Over the last two years, Canavan and her team have been creating and tweaking the design of the new stores in a New Jersey warehouse. She says the primary advantage of the more casual setup is that women will be exposed to more products than they would in the traditional store formats. "There, we merchandise our product by metal type," she says. "So a woman might come in for a pendant, and she might see that it comes in silver, buy it, and leave. She might never travel through the store to find out that it comes in yellow gold or could be adorned in diamonds." In the new stores, products will be grouped by style, and "sales stylists" will be on hand to make sure a customer sees all the available options.
One option that won't be available is the Tiffany diamond engagement ring. The absence of the brand's longtime hallmark is the most notable difference between the traditional and small-store formats. This was one of the tenets of the shopping experience Canavan dreamt up for "a fashion-forward woman-a woman of many ages-shopping for herself." In other words, a woman browsing for herself isn't in the market for a proposal-worthy rock-so why have them around?
"The truth is, we all love diamonds, so I don't think engagement rings get in the way," Canavan says. "But in this new environment, there's no distraction. They will be uninhibited. This store is there for women. There's many men in our stores and we love that, but it's going to be a place first and foremost that a woman loves to shop."

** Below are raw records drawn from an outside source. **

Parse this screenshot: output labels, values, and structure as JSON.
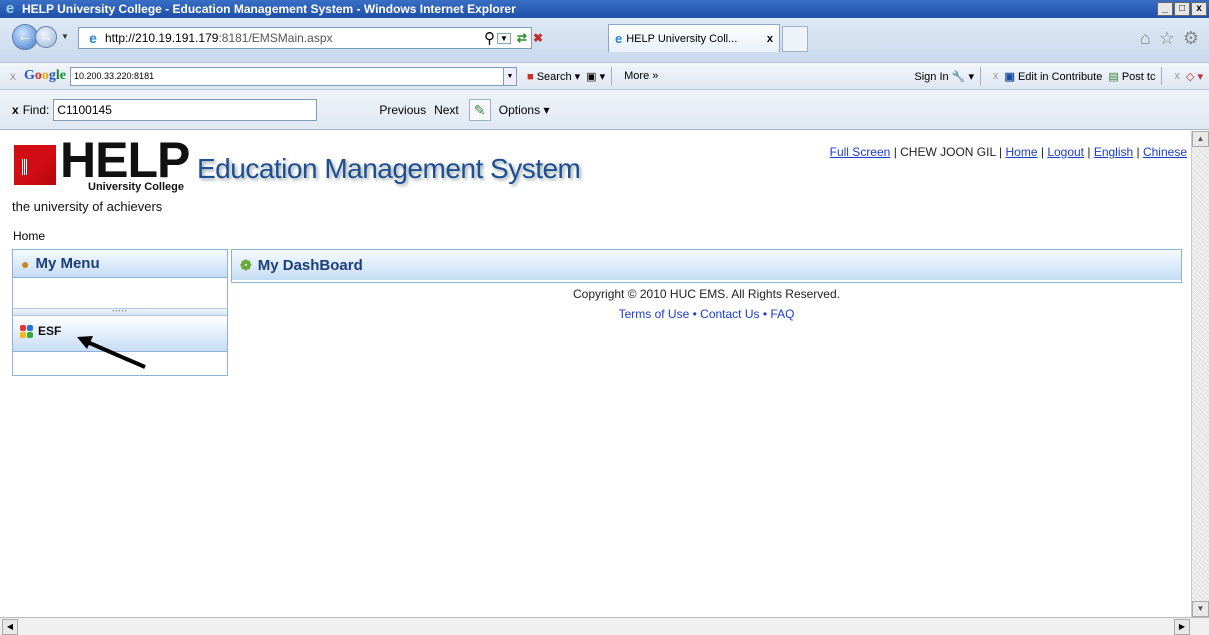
{
  "window": {
    "title": "HELP University College - Education Management System - Windows Internet Explorer",
    "buttons": [
      "_",
      "□",
      "x"
    ]
  },
  "address_bar": {
    "url_host": "http://210.19.191.179",
    "url_rest": ":8181/EMSMain.aspx",
    "tab_title": "HELP University Coll...",
    "tab_close": "x"
  },
  "google_toolbar": {
    "close": "x",
    "logo": [
      "G",
      "o",
      "o",
      "g",
      "le"
    ],
    "search_value": "10.200.33.220:8181",
    "search_label": "Search",
    "more_label": "More »",
    "sign_in_label": "Sign In",
    "edit_label": "Edit in Contribute",
    "post_label": "Post tc"
  },
  "find_bar": {
    "close": "x",
    "label": "Find:",
    "value": "C1100145",
    "previous": "Previous",
    "next": "Next",
    "options": "Options"
  },
  "header": {
    "logo_word": "HELP",
    "logo_sub": "University College",
    "tagline": "the university of achievers",
    "app_title": "Education Management System",
    "links": {
      "full_screen": "Full Screen",
      "user_name": "CHEW JOON GIL",
      "home": "Home",
      "logout": "Logout",
      "english": "English",
      "chinese": "Chinese"
    }
  },
  "breadcrumb": "Home",
  "menu": {
    "title": "My Menu",
    "items": [
      {
        "label": "ESF"
      }
    ]
  },
  "dashboard": {
    "title": "My DashBoard"
  },
  "footer": {
    "copyright": "Copyright © 2010 HUC EMS. All Rights Reserved.",
    "terms": "Terms of Use",
    "contact": "Contact Us",
    "faq": "FAQ"
  },
  "colors": {
    "title_bar": "#1d4fa6",
    "panel_header": "#c6dcf5",
    "link": "#1a3cc8",
    "brand_red": "#d10c14",
    "app_title": "#1f4e93"
  }
}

It's all very fashionista-empowering, but what about the woman who wanders in to browse engagement rings-or the man who's prepared to buy one? How does Canavan want the new concept explained to them? She pauses. "I'd want to tell them, this is a new store for Tiffany, and it's focused on our more contemporary collections. If someone says, 'I'm here to look at engagement rings-I can't believe you don't have any,' we'll say, 'No, we don't, but our Pasadena store is very close, may we have someone take you there?' We'll make sure that we have a car service at our access."
"What we won't do," Canavan says, "is apologize for not having them there."